They’re old enough to qualify for Medicare, and their incomes are low enough to qualify them for Medicaid. However, recent research has found that when these “dual eligible” patients have surgery to remove a cancerous tumor, they suffer more complications, stay in the hospital longer, and have a lower chance of going home instead of a nursing facility than patients with Medicare alone—even when they go to a hospital with low complication rates for their procedure. These findings were published by Taylor et al in JAMA Surgery.
The findings suggest that hospitals should be doing more to assess and support the needs of such dual-eligible patients before, during, and after their operations to improve equity and reduce preventable costs. Past research has shown that dual-eligible patients account for a disproportionate share of federal health-care spending, totaling $300 billion in 2018 alone.
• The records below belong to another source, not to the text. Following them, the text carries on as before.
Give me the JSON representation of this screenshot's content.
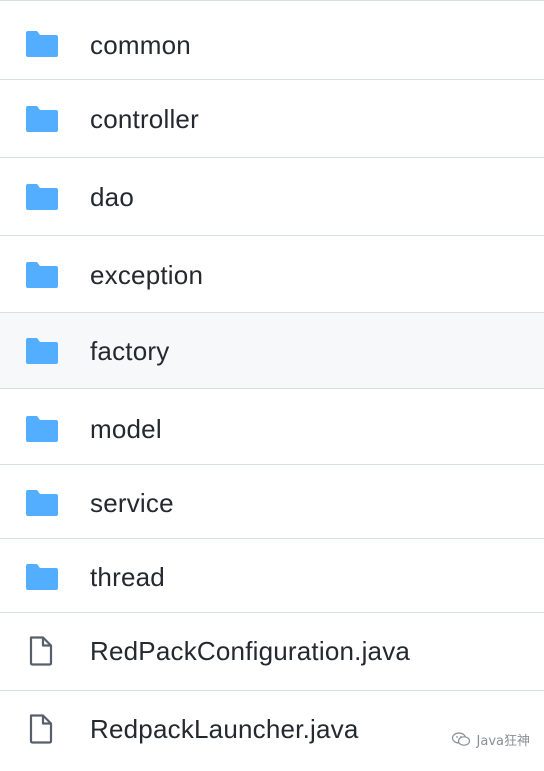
{
  "files": [
    {
      "name": "common",
      "type": "directory",
      "icon": "folder-icon"
    },
    {
      "name": "controller",
      "type": "directory",
      "icon": "folder-icon"
    },
    {
      "name": "dao",
      "type": "directory",
      "icon": "folder-icon"
    },
    {
      "name": "exception",
      "type": "directory",
      "icon": "folder-icon"
    },
    {
      "name": "factory",
      "type": "directory",
      "icon": "folder-icon",
      "hovered": true
    },
    {
      "name": "model",
      "type": "directory",
      "icon": "folder-icon"
    },
    {
      "name": "service",
      "type": "directory",
      "icon": "folder-icon"
    },
    {
      "name": "thread",
      "type": "directory",
      "icon": "folder-icon"
    },
    {
      "name": "RedPackConfiguration.java",
      "type": "file",
      "icon": "file-icon"
    },
    {
      "name": "RedpackLauncher.java",
      "type": "file",
      "icon": "file-icon"
    }
  ],
  "watermark": {
    "text": "Java狂神",
    "icon": "wechat-icon"
  },
  "colors": {
    "folder": "#54aeff",
    "file_icon": "#57606a",
    "text": "#24292f",
    "border": "#d8dee4",
    "hover_bg": "#f6f8fa"
  }
}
This new study focused on the outcomes of patients who had surgery for four types of cancer.
“We found that although outcomes and spending are improved for dual-eligible patients at the highest-quality hospitals, inequities persist, and improving quality alone will not fully close this gap,” said first study author Kathryn Taylor, MD, a National Clinician Scholar at the University of Michigan Institute for Healthcare Policy and Innovation, member of the University of Michigan Center for Healthcare Outcomes and Policy, as well as a surgical resident at Stanford University. “Given that we know dual eligibility is an indicator of social risk, interventions targeted to unmet social health needs are likely needed to improve outcomes in this population, such as screening and connecting to resources for food insecurity, housing instability, and transportation.”
Study Details
The study used data from nearly 120,000 older adults who had cancer surgery for lung, colon, pancreatic, or rectal cancers between 2014 and 2018; 11% had dual eligibility for both public insurance programs. These patients were less likely to have their surgery at a hospital that the researchers deemed “high quality” for that operation, meaning that complication rates for all patients having that procedure were in the lowest fifth overall.
Across the board, dual-eligible patients had more complications, longer length of hospital stay, a higher chance of being discharged to a nursing facility, and higher costs for the total episode of their care, with average differences of more than $2,000. These differences decreased—but did not disappear—when the researchers focused on the dual-eligible patients who had their surgery at high-quality hospitals.
That suggests, said Dr. Taylor, that ongoing quality improvement programs for all types of hospitals are important. But the persistence of outcome and cost disparities between dual-eligible and traditional Medicare patients treated at high-quality hospitals suggests more needs to be done even at such facilities.
In an accompanying invited commentary, a team from Northwestern University said that “Medicare and Medicaid must continue to test novel care delivery models that better serve dual-eligible patients, and society must invest in robust upstream solutions for social determinants of health.”
Disclosure: For full disclosures of the study authors, visit jamanetwork.com.